O problema estrutural, se é que se pode chamar assim, é que Zico, o Samurai de Quintino sabe para onde vai desde o primeiro quadro. A trajetória cronológica, da infância em Quintino ao estrelato no Flamengo, passando pela frustrada Copa de 1982 e pela inesperada consagração no Japão, obedece a uma lógica tão previsível que chega a lembrar aqueles livrões de capa dura que ganhamos de presente em aniversário.

Bonitos, respeitosos, mas que você folheia uma vez e guarda na estante. O diretor, talvez por receio de ferir o ídolo, evita esmiuçar os dilemas que realmente doem – a estranha ida para a modesta Udinese no auge, o peso de nunca ter ganho uma Copa, as rusgas políticas dentro do clube que o viu nascer. Esses episódios são mencionados, sim, mas como meros obstáculos de videogame, superados com um aperto de botão. Falta o frame parado, o mergulho no desconforto.

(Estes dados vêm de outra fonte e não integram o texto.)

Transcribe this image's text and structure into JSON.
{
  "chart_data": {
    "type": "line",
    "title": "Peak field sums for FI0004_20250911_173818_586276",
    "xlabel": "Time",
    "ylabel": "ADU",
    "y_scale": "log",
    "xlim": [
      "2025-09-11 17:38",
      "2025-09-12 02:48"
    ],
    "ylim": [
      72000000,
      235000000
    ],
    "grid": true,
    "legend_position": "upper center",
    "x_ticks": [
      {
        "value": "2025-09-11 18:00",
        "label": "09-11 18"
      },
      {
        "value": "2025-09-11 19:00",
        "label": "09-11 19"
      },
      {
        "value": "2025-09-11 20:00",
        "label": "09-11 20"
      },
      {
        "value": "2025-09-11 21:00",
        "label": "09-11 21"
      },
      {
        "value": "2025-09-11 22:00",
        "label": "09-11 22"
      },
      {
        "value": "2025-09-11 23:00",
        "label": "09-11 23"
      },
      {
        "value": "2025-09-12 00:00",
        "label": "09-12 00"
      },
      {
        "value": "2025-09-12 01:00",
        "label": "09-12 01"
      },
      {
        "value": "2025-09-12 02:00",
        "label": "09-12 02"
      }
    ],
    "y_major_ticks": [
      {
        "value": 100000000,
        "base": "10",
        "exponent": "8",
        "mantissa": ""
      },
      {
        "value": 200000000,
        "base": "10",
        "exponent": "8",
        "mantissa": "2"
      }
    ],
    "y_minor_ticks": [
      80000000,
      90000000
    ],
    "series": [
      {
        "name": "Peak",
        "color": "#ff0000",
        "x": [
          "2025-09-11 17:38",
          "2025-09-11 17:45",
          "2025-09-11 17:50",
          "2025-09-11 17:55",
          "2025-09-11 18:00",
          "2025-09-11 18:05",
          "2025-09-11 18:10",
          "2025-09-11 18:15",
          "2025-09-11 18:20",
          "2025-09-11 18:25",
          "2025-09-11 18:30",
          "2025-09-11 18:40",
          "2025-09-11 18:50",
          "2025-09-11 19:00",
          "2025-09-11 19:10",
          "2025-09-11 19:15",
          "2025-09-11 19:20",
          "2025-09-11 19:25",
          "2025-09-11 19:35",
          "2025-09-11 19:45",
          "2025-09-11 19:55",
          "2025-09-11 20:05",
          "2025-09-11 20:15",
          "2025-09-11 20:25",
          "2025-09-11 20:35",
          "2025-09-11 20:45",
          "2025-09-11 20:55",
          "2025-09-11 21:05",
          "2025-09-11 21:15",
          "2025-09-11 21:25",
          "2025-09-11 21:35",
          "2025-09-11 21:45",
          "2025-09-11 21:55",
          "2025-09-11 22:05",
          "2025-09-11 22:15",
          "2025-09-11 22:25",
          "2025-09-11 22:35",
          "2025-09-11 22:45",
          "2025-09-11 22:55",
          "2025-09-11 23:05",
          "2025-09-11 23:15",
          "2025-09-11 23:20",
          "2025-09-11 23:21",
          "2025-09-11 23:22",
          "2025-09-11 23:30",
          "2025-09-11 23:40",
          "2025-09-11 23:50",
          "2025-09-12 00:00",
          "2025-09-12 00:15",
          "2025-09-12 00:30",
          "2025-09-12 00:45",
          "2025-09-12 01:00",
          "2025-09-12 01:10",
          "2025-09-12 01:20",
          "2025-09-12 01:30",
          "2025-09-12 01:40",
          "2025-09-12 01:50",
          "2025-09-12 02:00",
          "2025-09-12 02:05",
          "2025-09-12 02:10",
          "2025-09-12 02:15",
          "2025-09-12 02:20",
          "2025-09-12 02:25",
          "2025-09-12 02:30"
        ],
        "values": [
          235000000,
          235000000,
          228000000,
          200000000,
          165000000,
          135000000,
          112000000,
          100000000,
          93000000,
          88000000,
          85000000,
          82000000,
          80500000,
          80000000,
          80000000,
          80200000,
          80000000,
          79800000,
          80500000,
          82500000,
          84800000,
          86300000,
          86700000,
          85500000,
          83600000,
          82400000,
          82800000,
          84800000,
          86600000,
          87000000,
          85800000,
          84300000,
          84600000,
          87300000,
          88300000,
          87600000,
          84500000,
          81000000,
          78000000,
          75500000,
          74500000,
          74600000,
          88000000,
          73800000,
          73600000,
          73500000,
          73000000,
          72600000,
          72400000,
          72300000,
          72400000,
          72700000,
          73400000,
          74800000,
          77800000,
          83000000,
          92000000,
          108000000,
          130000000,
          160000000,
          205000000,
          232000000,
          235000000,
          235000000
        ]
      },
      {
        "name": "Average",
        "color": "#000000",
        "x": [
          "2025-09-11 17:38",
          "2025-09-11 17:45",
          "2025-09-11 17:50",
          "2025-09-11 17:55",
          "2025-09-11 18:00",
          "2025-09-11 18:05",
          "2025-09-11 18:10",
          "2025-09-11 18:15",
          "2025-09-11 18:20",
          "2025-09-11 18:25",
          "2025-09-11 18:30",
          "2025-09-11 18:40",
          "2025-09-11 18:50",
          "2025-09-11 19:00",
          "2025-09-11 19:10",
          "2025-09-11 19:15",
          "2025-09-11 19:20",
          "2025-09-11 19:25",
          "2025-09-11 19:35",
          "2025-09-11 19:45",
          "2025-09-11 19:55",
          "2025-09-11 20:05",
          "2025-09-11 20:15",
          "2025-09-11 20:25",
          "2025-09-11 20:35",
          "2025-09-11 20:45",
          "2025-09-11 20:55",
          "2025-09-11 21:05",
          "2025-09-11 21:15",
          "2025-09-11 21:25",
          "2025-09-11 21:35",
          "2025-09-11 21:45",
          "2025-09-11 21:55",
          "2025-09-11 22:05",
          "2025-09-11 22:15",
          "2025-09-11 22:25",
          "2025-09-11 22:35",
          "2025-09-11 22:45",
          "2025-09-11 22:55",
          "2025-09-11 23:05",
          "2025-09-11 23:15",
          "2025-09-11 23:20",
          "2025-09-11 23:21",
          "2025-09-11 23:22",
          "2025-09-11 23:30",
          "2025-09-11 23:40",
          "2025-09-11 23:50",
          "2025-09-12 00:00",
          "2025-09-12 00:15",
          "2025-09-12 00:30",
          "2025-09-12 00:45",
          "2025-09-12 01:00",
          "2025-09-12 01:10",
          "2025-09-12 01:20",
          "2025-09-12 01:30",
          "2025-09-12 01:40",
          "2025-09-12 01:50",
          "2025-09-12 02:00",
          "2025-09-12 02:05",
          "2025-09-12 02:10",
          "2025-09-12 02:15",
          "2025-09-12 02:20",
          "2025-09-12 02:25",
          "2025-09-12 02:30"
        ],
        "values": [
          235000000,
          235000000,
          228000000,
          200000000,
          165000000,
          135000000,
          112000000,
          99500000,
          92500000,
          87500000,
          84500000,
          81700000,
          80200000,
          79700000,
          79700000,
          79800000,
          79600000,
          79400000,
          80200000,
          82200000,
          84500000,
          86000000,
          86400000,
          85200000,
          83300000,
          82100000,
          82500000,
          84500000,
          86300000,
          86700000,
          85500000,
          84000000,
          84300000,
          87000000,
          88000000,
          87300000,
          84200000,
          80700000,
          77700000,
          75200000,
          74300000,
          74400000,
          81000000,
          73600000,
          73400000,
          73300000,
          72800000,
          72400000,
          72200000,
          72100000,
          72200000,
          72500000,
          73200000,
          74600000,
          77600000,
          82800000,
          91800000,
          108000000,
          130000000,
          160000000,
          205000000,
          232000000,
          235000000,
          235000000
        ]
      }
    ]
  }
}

Curiosamente, é quando o filme abandona o Flamengo que ele ganha mais substância. O pós-aposentadoria, a vida como técnico e dirigente, a relação quase zen com a cultura japonesa – aí, sim, o samurai deixa de ser metáfora decorativa e ganha carne. As passagens em que Zico aparece em Tóquio, explicando sua admiração pela disciplina local, ou revisitando velhos amigos num futebol de várzea, têm um sabor de descoberta. É como se o documentário finalmente se permitisse ser curioso, deixando de lado a obrigação de celebrar uma grande carreira já documentada em muitos lugares.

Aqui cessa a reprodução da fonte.